Because of this, I think political pressure on, and by, both parties will [create] an incentive for Congress to keep small hospitals alive even as the rest of the government seems to be applying pressure to close them.
In some areas, they may be lost as a provider of in-patient acute care services, but in most cases, they will still be providing outpatient and urgent care [services]—some of which can be provided by rheumatology specialists.
Q: What are some of the other pluses you see in this area of practice going forward?
A: Technology is likely to get better in rural areas. This [fact] will mean top-level care is available quicker and easier in rural and suburban areas and increase the ability of practitioners to make good professional decisions. It should also help with concerns about professional isolation.
Q: Speaking of technology, you seem to suggest that electronic medical records(EMRs) are somewhat of a two-edged sword.
A: The old way of closing down your office, grabbing your paper records and driving down the road to another community is not all that productive.
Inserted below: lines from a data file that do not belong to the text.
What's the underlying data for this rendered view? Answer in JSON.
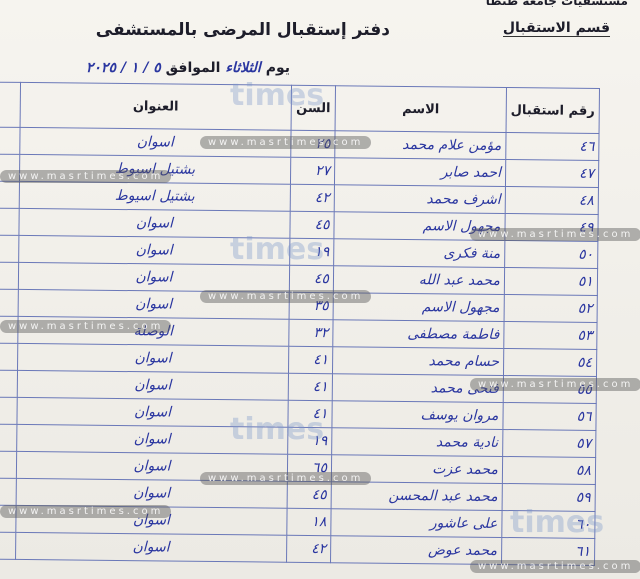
{
  "header": {
    "hospital": "مستشفيات جامعة طنطا",
    "department": "قسم الاستقبال",
    "title": "دفتر إستقبال المرضى بالمستشفى",
    "date_line": {
      "day_label": "يوم",
      "day": "الثلاثاء",
      "date_label": "الموافق",
      "date": "٥ / ١ / ٢٠٢٥"
    }
  },
  "table": {
    "columns": [
      "رقم استقبال",
      "الاسم",
      "السن",
      "العنوان"
    ],
    "rows": [
      [
        "٤٦",
        "مؤمن علام محمد",
        "٢٥",
        "اسوان"
      ],
      [
        "٤٧",
        "احمد صابر",
        "٢٧",
        "بشتيل اسيوط"
      ],
      [
        "٤٨",
        "اشرف محمد",
        "٤٢",
        "بشتيل اسيوط"
      ],
      [
        "٤٩",
        "مجهول الاسم",
        "٤٥",
        "اسوان"
      ],
      [
        "٥٠",
        "منة فكرى",
        "١٩",
        "اسوان"
      ],
      [
        "٥١",
        "محمد عبد الله",
        "٤٥",
        "اسوان"
      ],
      [
        "٥٢",
        "مجهول الاسم",
        "٣٥",
        "اسوان"
      ],
      [
        "٥٣",
        "فاطمة مصطفى",
        "٣٢",
        "الوصلة"
      ],
      [
        "٥٤",
        "حسام محمد",
        "٤١",
        "اسوان"
      ],
      [
        "٥٥",
        "فتحى محمد",
        "٤١",
        "اسوان"
      ],
      [
        "٥٦",
        "مروان يوسف",
        "٤١",
        "اسوان"
      ],
      [
        "٥٧",
        "نادية محمد",
        "١٩",
        "اسوان"
      ],
      [
        "٥٨",
        "محمد عزت",
        "٦٥",
        "اسوان"
      ],
      [
        "٥٩",
        "محمد عبد المحسن",
        "٤٥",
        "اسوان"
      ],
      [
        "٦٠",
        "على عاشور",
        "١٨",
        "اسوان"
      ],
      [
        "٦١",
        "محمد عوض",
        "٤٢",
        "اسوان"
      ]
    ]
  },
  "watermark": {
    "site": "www.masrtimes.com",
    "brand": "times"
  }
}
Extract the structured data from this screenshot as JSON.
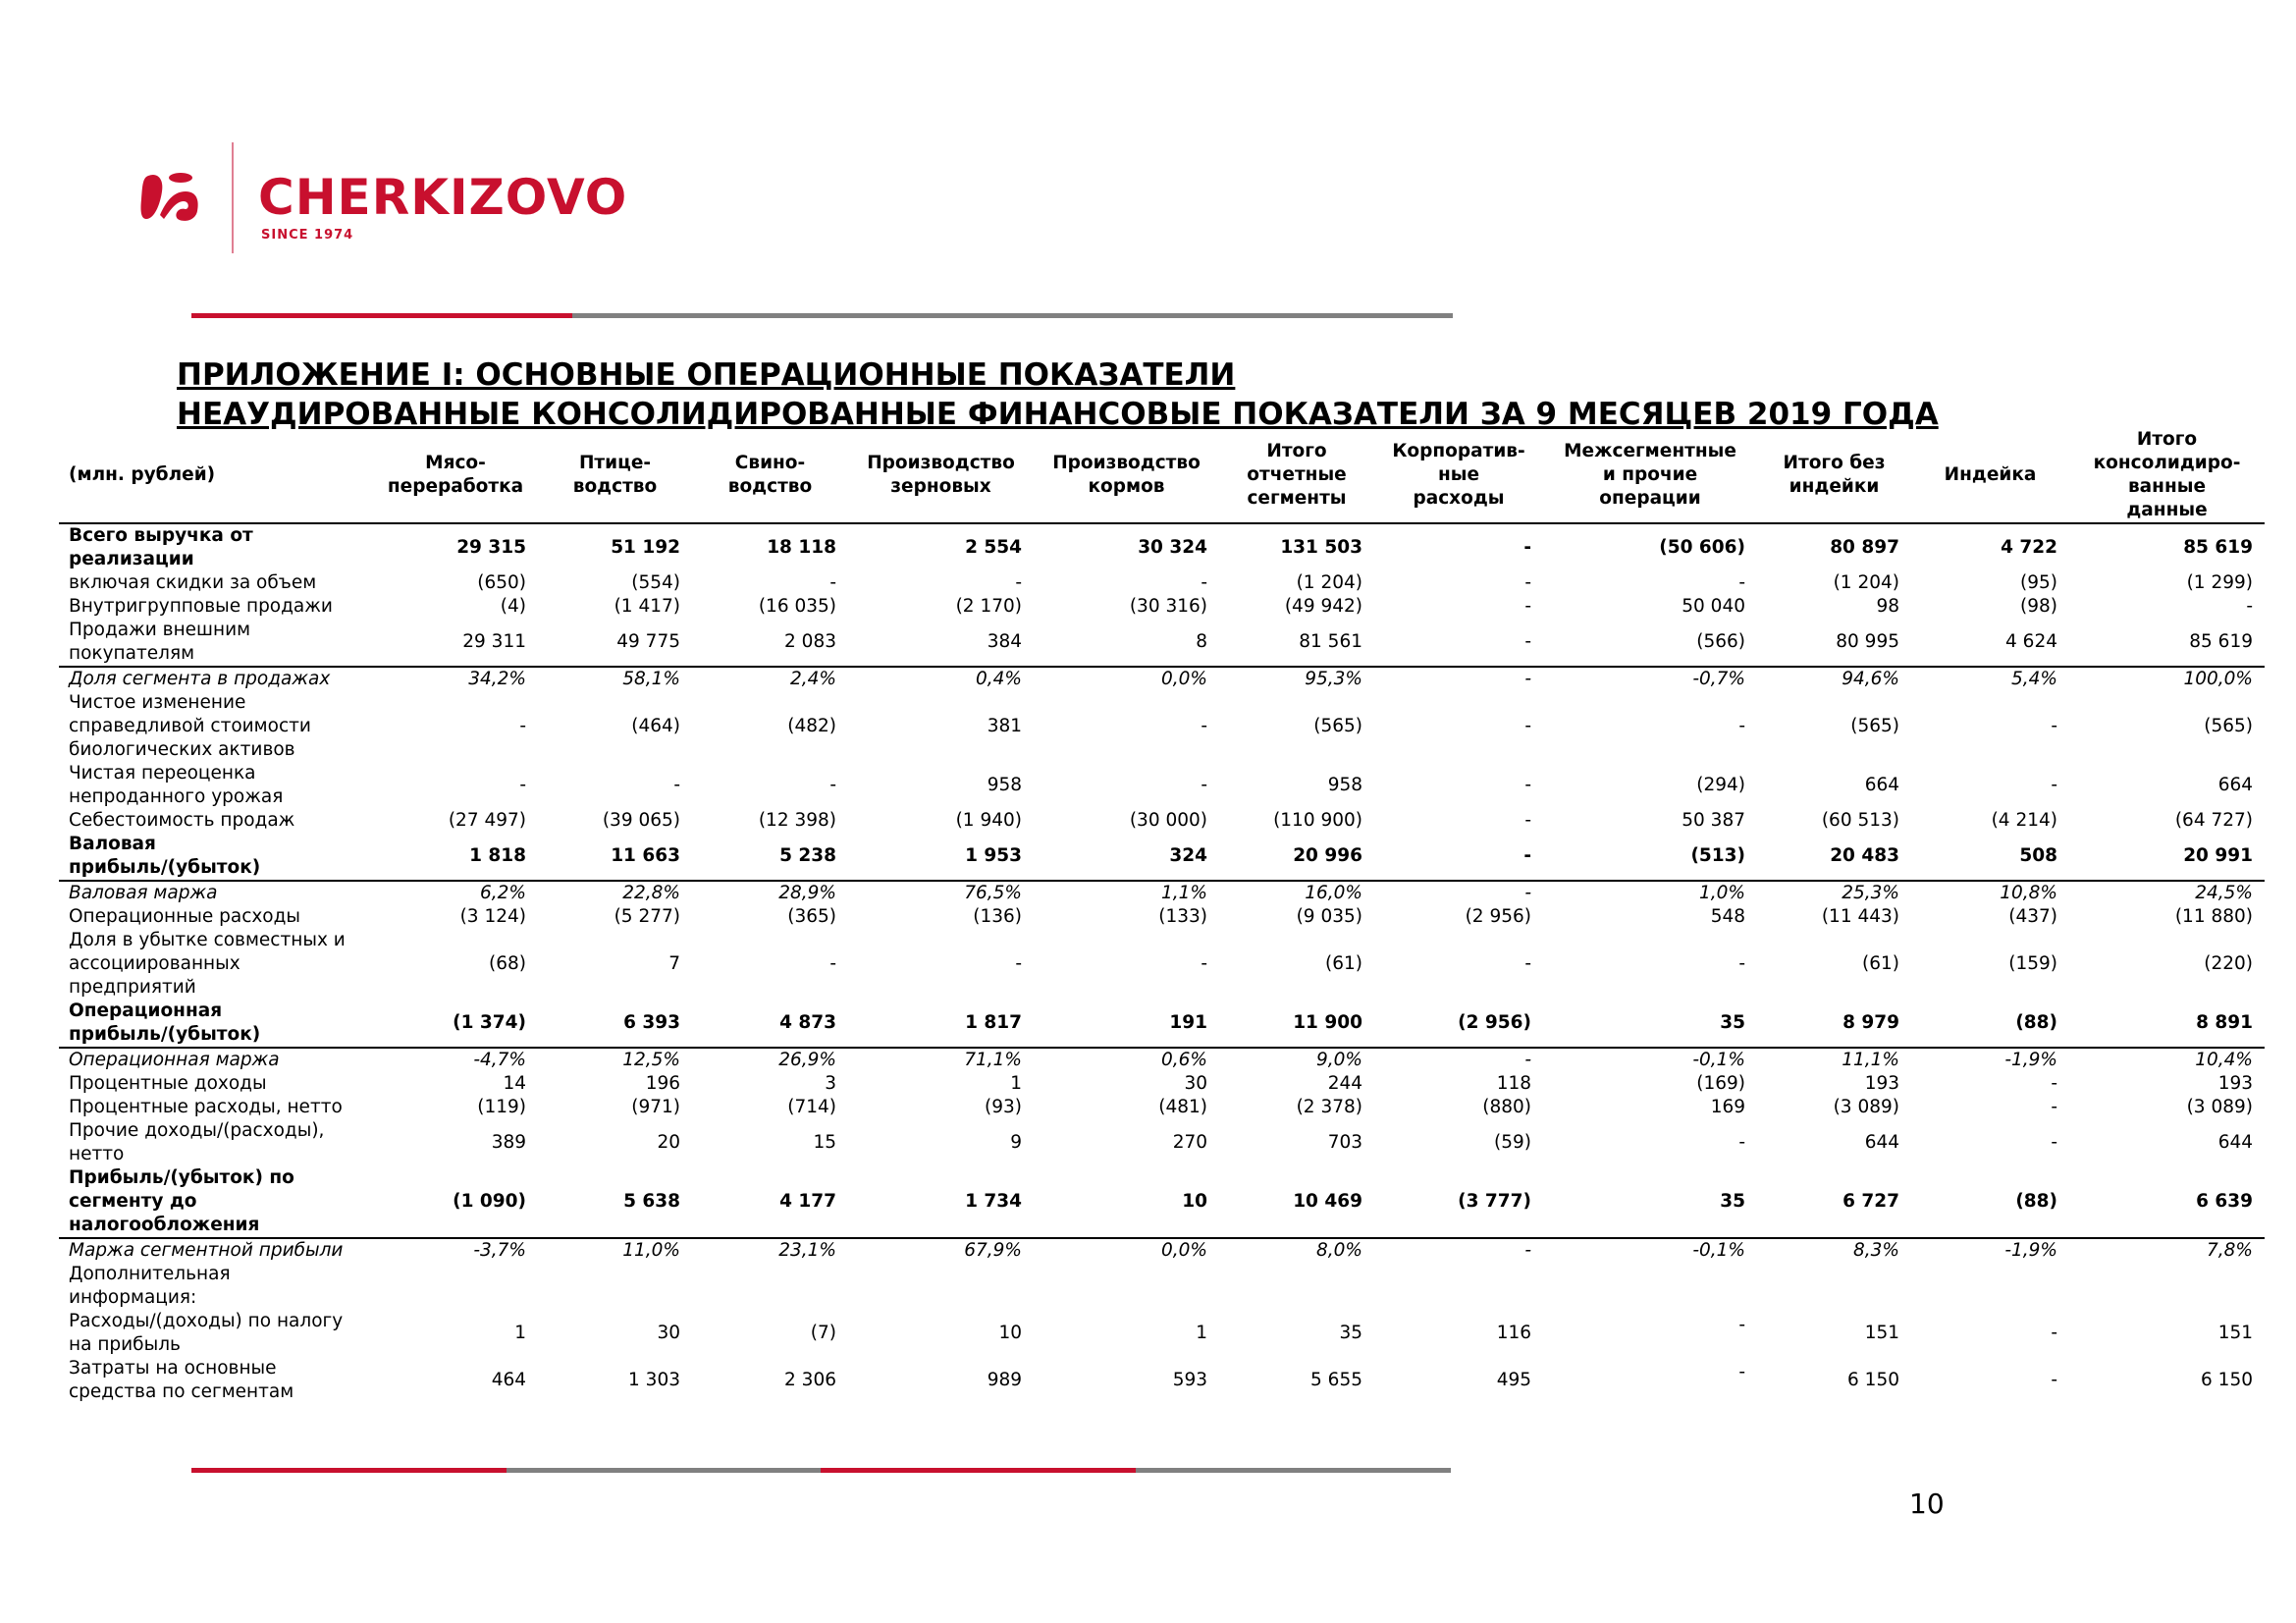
{
  "brand": {
    "name": "CHERKIZOVO",
    "tagline": "SINCE 1974",
    "color": "#c8102e"
  },
  "title": {
    "line1": "ПРИЛОЖЕНИЕ I: ОСНОВНЫЕ ОПЕРАЦИОННЫЕ ПОКАЗАТЕЛИ",
    "line2": "НЕАУДИРОВАННЫЕ КОНСОЛИДИРОВАННЫЕ ФИНАНСОВЫЕ ПОКАЗАТЕЛИ ЗА 9 МЕСЯЦЕВ 2019 ГОДА"
  },
  "table": {
    "headers": [
      "(млн. рублей)",
      "Мясо-\nпереработка",
      "Птице-\nводство",
      "Свино-\nводство",
      "Производство\nзерновых",
      "Производство\nкормов",
      "Итого\nотчетные\nсегменты",
      "Корпоратив-\nные\nрасходы",
      "Межсегментные\nи прочие\nоперации",
      "Итого без\nиндейки",
      "Индейка",
      "Итого\nконсолидиро-\nванные\nданные"
    ],
    "rows": [
      {
        "style": "bold",
        "label": "Всего выручка от\nреализации",
        "values": [
          "29 315",
          "51 192",
          "18 118",
          "2 554",
          "30 324",
          "131 503",
          "-",
          "(50 606)",
          "80 897",
          "4 722",
          "85 619"
        ]
      },
      {
        "style": "",
        "label": "включая скидки за объем",
        "values": [
          "(650)",
          "(554)",
          "-",
          "-",
          "-",
          "(1 204)",
          "-",
          "-",
          "(1 204)",
          "(95)",
          "(1 299)"
        ]
      },
      {
        "style": "",
        "label": "Внутригрупповые продажи",
        "values": [
          "(4)",
          "(1 417)",
          "(16 035)",
          "(2 170)",
          "(30 316)",
          "(49 942)",
          "-",
          "50 040",
          "98",
          "(98)",
          "-"
        ]
      },
      {
        "style": "bb",
        "label": "Продажи внешним\nпокупателям",
        "values": [
          "29 311",
          "49 775",
          "2 083",
          "384",
          "8",
          "81 561",
          "-",
          "(566)",
          "80 995",
          "4 624",
          "85 619"
        ]
      },
      {
        "style": "it",
        "label": "Доля сегмента в продажах",
        "values": [
          "34,2%",
          "58,1%",
          "2,4%",
          "0,4%",
          "0,0%",
          "95,3%",
          "-",
          "-0,7%",
          "94,6%",
          "5,4%",
          "100,0%"
        ]
      },
      {
        "style": "",
        "label": "Чистое изменение\nсправедливой стоимости\nбиологических активов",
        "values": [
          "-",
          "(464)",
          "(482)",
          "381",
          "-",
          "(565)",
          "-",
          "-",
          "(565)",
          "-",
          "(565)"
        ]
      },
      {
        "style": "",
        "label": "Чистая переоценка\nнепроданного урожая",
        "values": [
          "-",
          "-",
          "-",
          "958",
          "-",
          "958",
          "-",
          "(294)",
          "664",
          "-",
          "664"
        ]
      },
      {
        "style": "",
        "label": "Себестоимость продаж",
        "values": [
          "(27 497)",
          "(39 065)",
          "(12 398)",
          "(1 940)",
          "(30 000)",
          "(110 900)",
          "-",
          "50 387",
          "(60 513)",
          "(4 214)",
          "(64 727)"
        ]
      },
      {
        "style": "bold bb",
        "label": "Валовая\nприбыль/(убыток)",
        "values": [
          "1 818",
          "11 663",
          "5 238",
          "1 953",
          "324",
          "20 996",
          "-",
          "(513)",
          "20 483",
          "508",
          "20 991"
        ]
      },
      {
        "style": "it",
        "label": "Валовая маржа",
        "values": [
          "6,2%",
          "22,8%",
          "28,9%",
          "76,5%",
          "1,1%",
          "16,0%",
          "-",
          "1,0%",
          "25,3%",
          "10,8%",
          "24,5%"
        ]
      },
      {
        "style": "",
        "label": "Операционные расходы",
        "values": [
          "(3 124)",
          "(5 277)",
          "(365)",
          "(136)",
          "(133)",
          "(9 035)",
          "(2 956)",
          "548",
          "(11 443)",
          "(437)",
          "(11 880)"
        ]
      },
      {
        "style": "",
        "label": "Доля в убытке совместных и\nассоциированных\nпредприятий",
        "values": [
          "(68)",
          "7",
          "-",
          "-",
          "-",
          "(61)",
          "-",
          "-",
          "(61)",
          "(159)",
          "(220)"
        ]
      },
      {
        "style": "bold bb",
        "label": "Операционная\nприбыль/(убыток)",
        "values": [
          "(1 374)",
          "6 393",
          "4 873",
          "1 817",
          "191",
          "11 900",
          "(2 956)",
          "35",
          "8 979",
          "(88)",
          "8 891"
        ]
      },
      {
        "style": "it",
        "label": "Операционная маржа",
        "values": [
          "-4,7%",
          "12,5%",
          "26,9%",
          "71,1%",
          "0,6%",
          "9,0%",
          "-",
          "-0,1%",
          "11,1%",
          "-1,9%",
          "10,4%"
        ]
      },
      {
        "style": "",
        "label": "Процентные доходы",
        "values": [
          "14",
          "196",
          "3",
          "1",
          "30",
          "244",
          "118",
          "(169)",
          "193",
          "-",
          "193"
        ]
      },
      {
        "style": "",
        "label": "Процентные расходы, нетто",
        "values": [
          "(119)",
          "(971)",
          "(714)",
          "(93)",
          "(481)",
          "(2 378)",
          "(880)",
          "169",
          "(3 089)",
          "-",
          "(3 089)"
        ]
      },
      {
        "style": "",
        "label": "Прочие доходы/(расходы),\nнетто",
        "values": [
          "389",
          "20",
          "15",
          "9",
          "270",
          "703",
          "(59)",
          "-",
          "644",
          "-",
          "644"
        ]
      },
      {
        "style": "bold bb",
        "label": "Прибыль/(убыток) по\nсегменту до\nналогообложения",
        "values": [
          "(1 090)",
          "5 638",
          "4 177",
          "1 734",
          "10",
          "10 469",
          "(3 777)",
          "35",
          "6 727",
          "(88)",
          "6 639"
        ]
      },
      {
        "style": "it",
        "label": "Маржа сегментной прибыли",
        "values": [
          "-3,7%",
          "11,0%",
          "23,1%",
          "67,9%",
          "0,0%",
          "8,0%",
          "-",
          "-0,1%",
          "8,3%",
          "-1,9%",
          "7,8%"
        ]
      },
      {
        "style": "",
        "label": "Дополнительная\nинформация:",
        "values": [
          "",
          "",
          "",
          "",
          "",
          "",
          "",
          "",
          "",
          "",
          ""
        ]
      },
      {
        "style": "",
        "label": "Расходы/(доходы) по налогу\nна прибыль",
        "values": [
          "1",
          "30",
          "(7)",
          "10",
          "1",
          "35",
          "116",
          "-",
          "151",
          "-",
          "151"
        ],
        "raised_col": 7
      },
      {
        "style": "",
        "label": "Затраты на основные\nсредства по сегментам",
        "values": [
          "464",
          "1 303",
          "2 306",
          "989",
          "593",
          "5 655",
          "495",
          "-",
          "6 150",
          "-",
          "6 150"
        ],
        "raised_col": 7
      }
    ]
  },
  "page_number": "10"
}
On the other hand, it isn’t unusual for a rheumatologist to practice at more than one hospital, with limited ability to exchange information between them, and each may have different ways of entering information.
We also have the same problems that our colleagues in urban areas do. Most EMRs were made with primary care physicians in mind and don’t work well with the needs of specialists.
Q: What are some of the things you are concerned about?
A: I am worried about healthcare reform and its impact on the pipeline for new graduates in all specialties. Those of us already in the business talk about the economic impact, grumble about lifestyles and dissatisfaction at work. Will that affect whether people choose the healthcare field as a profession? It may be that medicine in general, and rheumatology in particular, is not viewed as a job with a future.